Zofran (Polski)

FARMAKOLOGIA KLINICZNA

Mechanizm działania

Ondansetron jest selektywnym antagonistą receptora 5-HT3. Chociaż mechanizm jego działania nie został w pełni określony, ondansetron nie jest antagonistą receptora dopaminy. Receptory serotoninowe typu 5-HT3 są obecne zarówno obwodowo na zakończeniach nerwu błędnego, jak i centralnie w strefie wyzwalania chemoreceptorów w obszarze postremy. Nie ma pewności, czy przeciwwymiotne działanie ondansetronu zachodzi centralnie, obwodowo czy w obu miejscach. Wydaje się jednak, że chemioterapia cytotoksyczna jest związana z uwalnianiem serotoniny z komórek enterochromafiny jelita cienkiego. U ludzi wydalanie kwasu 5-hydroksyindolooctowego (5-HIAA) z moczem zwiększa się po podaniu cisplatyny równolegle z wystąpieniem wymiotów. Uwolniona serotonina może stymulować nerwy nerwowe nerwu błędnego poprzez receptory 5-HT3 i inicjować odruch wymiotny.

Farmakodynamika

U zdrowych ochotników pojedyncze dożylne dawki 0,15 mg / kg ondansetronu powodowały brak wpływu na motorykę przełyku, motorykę żołądka, ciśnienie w dolnym zwieraczu przełyku lub czas pasażu w jelicie cienkim. Wykazano, że wielodniowe podawanie ondansetronu spowalnia pasaż jelitowy u zdrowych osób.
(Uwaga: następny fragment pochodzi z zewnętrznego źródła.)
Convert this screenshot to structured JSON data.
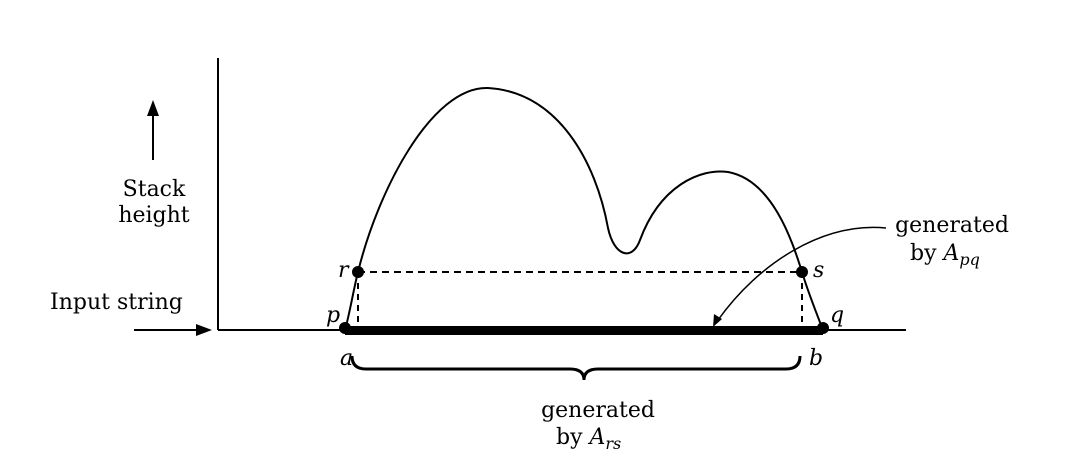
{
  "labels": {
    "stack_line1": "Stack",
    "stack_line2": "height",
    "input_string": "Input string",
    "point_p": "p",
    "point_q": "q",
    "point_r": "r",
    "point_s": "s",
    "point_a": "a",
    "point_b": "b",
    "gen_pq_line1": "generated",
    "gen_pq_by": "by ",
    "gen_pq_var": "A",
    "gen_pq_sub": "pq",
    "gen_rs_line1": "generated",
    "gen_rs_by": "by ",
    "gen_rs_var": "A",
    "gen_rs_sub": "rs"
  },
  "colors": {
    "ink": "#000000",
    "background": "#ffffff"
  }
}
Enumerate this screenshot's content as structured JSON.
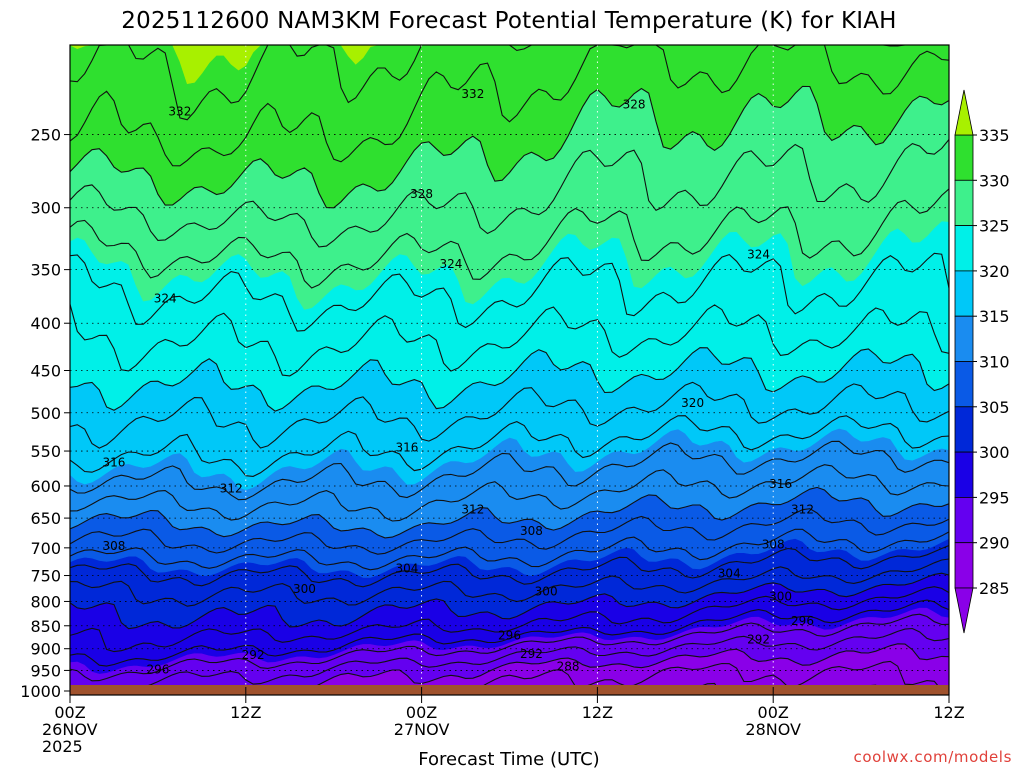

Ondansetron nie wpływa na stężenia plazmaprolaktyny.

Elektrofizjologia serca

Wydłużenie odstępu QTc badano w podwójnie ślepej, pojedynczej dożylnej dawce, kontrolowanej placebo i 58 zdrowych osób. Maksymalna średnia (95% górna granica przedziału ufności) różnica QTcF w porównaniu z placebo po korekcie wartości wyjściowej wynosiła 19,5 (21,8) milisekundy i 5,6 (7,4) milisekundy po 15-minutowych wlewach dożylnych odpowiednio 32 mg i 8 mg ondansetronu. Stwierdzono istotny związek między ekspozycją a odpowiedzią między stężeniem ondansetronu a ΔΔQTcF. Wykorzystując ustaloną zależność ekspozycji od odpowiedzi, dla 24 mg wlewu dożylnego w ciągu 15 minut średni przewidywany (95% górny przedział predykcji) ΔΔQTcF wynosił 14,0 (16,3) milisekund. W przeciwieństwie do tego, 16 mg we wlewie dożylnym przez 15 minut przy użyciu tego samego modelu miało średnią przewidywaną (95% górny przedział predykcji) ΔΔQTcF wynoszącą 9,1 (11,2) milisekundy. W tym badaniu dawka 8 mg we wlewie w ciągu 15 minut nie wydłużyła odstępu QT w żadnym klinicznie istotnym stopniu.

Farmakokinetyka

Wchłanianie

Ondansetron jest wchłaniany z przewodu pokarmowego i podlega w pewnym stopniu metabolizmowi pierwszego przejścia. Średnia biodostępność u zdrowych osób po podaniu pojedynczej tabletki 8 mg wynosi około 56%.

Ogólnoustrojowa ekspozycja na ondansetron nie zwiększa się proporcjonalnie do dawki. Pole pod krzywą (AUC) z tabletki 16 mg było o 24% większe niż przewidywano dla dawki 8-mg tabletki. Może to odzwierciedlać pewne zmniejszenie metabolizmu pierwszego przejścia przy wyższych dawkach doustnych.

Wpływ pokarmu

Obecność pokarmu nieznacznie zwiększa również biodostępność.

Dystrybucja

Wiązanie ondansetronu z białkami osocza mierzone in vitro wynosiło 70% do 76% w zakresie stężeń od 10 do 500 ng / ml. Krążący lek również przenosi się do erytrocytów.

Eliminacja

Metabolizm i wydalanie

Ondansetron jest w znacznym stopniu metabolizowany u ludzi, przy czym około 5% dawki znakowanej radioaktywnie jest odzyskiwane jako związek macierzysty z moczu. Metabolity są obserwowane w moczu. Podstawowym szlakiem metabolicznym jest hydroksylacja na pierścieniu indolowym, po której następuje sprzęganie z glukuronidem lub siarczanem.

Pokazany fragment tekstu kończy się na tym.